El mar como la gran madre, como signo de la patria para los mediterráneos, o simplemente el enlace con tradiciones milenarias, era el tema de este artículo.

*Rood, Tim. The Sea! The Sea! The Shout of the Ten Thousand in the Modern Imagination.   London:  Duckworth, 2004.

** Lea el contexto de la anécdota: ¿Queremos mejorar la educación pública? Enseñemos Latín y Griego

*** Dialectalmente, notamos que Heine y Joyce son juiciosamente áticos, De Greiff y Talbert cambian tt por ss, como en los demás dialectos griegos y en griego moderno.

 

Una respuesta a “Thálatta!
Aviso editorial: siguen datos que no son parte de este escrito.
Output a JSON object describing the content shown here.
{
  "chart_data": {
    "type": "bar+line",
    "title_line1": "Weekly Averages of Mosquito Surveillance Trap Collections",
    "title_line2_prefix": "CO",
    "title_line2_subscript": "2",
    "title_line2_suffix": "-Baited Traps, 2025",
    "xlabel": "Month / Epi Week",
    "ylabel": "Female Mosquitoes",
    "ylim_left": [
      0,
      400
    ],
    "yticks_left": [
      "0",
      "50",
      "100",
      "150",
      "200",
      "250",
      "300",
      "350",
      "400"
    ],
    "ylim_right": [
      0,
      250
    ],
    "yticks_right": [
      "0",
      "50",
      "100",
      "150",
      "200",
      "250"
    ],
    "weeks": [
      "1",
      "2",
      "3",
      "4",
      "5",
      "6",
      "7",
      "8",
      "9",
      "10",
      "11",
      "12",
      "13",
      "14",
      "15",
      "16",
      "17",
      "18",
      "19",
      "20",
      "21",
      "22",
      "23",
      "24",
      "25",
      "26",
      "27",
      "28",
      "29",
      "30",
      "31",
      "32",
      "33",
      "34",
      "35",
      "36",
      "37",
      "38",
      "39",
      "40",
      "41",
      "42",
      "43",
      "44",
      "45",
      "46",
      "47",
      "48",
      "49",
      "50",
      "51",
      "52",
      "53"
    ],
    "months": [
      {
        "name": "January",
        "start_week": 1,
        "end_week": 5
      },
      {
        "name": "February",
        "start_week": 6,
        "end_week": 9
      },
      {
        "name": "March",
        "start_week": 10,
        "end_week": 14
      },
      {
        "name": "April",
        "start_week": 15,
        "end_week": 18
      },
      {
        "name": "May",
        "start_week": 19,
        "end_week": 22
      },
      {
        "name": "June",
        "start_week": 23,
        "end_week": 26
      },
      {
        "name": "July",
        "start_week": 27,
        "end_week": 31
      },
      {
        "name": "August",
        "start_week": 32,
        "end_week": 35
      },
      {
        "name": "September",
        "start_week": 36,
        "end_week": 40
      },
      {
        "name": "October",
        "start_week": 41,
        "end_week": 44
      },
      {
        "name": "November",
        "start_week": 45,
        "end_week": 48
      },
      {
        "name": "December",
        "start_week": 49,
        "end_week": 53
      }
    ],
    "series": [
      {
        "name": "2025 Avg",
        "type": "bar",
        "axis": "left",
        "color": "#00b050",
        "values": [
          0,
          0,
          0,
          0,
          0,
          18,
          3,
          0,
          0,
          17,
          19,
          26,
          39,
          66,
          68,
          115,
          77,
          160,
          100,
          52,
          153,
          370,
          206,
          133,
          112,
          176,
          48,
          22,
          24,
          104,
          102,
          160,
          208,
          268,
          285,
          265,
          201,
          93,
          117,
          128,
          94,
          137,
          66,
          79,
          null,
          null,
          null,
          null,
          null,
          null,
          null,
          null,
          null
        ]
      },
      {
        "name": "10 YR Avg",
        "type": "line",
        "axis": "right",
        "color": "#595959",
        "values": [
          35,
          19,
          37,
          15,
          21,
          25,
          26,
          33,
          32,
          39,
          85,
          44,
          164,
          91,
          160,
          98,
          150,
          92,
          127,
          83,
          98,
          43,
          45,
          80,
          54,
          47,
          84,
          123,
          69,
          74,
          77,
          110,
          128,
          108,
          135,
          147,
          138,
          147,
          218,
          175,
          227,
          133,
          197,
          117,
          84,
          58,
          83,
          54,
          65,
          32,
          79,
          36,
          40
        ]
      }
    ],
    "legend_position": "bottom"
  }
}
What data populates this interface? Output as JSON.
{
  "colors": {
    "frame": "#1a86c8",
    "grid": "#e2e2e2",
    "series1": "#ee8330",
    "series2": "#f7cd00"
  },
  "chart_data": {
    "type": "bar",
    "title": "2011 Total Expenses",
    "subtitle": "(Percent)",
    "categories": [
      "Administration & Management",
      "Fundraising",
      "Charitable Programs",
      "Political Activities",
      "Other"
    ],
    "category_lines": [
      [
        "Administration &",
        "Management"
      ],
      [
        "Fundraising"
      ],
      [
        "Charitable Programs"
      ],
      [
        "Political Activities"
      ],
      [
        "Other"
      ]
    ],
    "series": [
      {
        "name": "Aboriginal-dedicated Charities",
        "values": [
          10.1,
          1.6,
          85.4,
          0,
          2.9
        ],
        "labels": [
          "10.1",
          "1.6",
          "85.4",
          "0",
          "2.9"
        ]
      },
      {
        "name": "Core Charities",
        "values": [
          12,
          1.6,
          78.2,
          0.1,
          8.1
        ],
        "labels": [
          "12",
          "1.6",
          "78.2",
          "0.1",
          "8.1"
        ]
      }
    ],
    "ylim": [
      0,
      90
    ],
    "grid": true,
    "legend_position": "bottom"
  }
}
Thálatta!

  1. Cuando Otto de Greiff llegó a Buenaventura en las mismas circunstancias y vio por primera vez el Pacífico me puso un telegrama: «Thalassa. Vital Aza». Este último era un escritor humorista español en boga en aquella época. El conocimiento del mar era para nosotros como entrar en una vida nueva. El presidente Suárez llegó a la primera magistratura sin haber conocido el mar. Al año hizo su primera visita a Cartagena, se desnudó, se puso un traje de baño y bajó a la playa. Se metió al mar, y cuando tenía el agua ya hasta las rodillas, llegó la ola, lo golpeó y le llegó la salpicadura casi hasta el cuello. Se salió discretamente, la huella del pie fue quedando en la arena, pero el agua la borró casi en seguida, no quedando para la historia. Con todo, la república entera se conmovió con este primer baño marítimo de su presidente. Muchos otros antes, como el señor Caro, murieron sin haber visto el mar.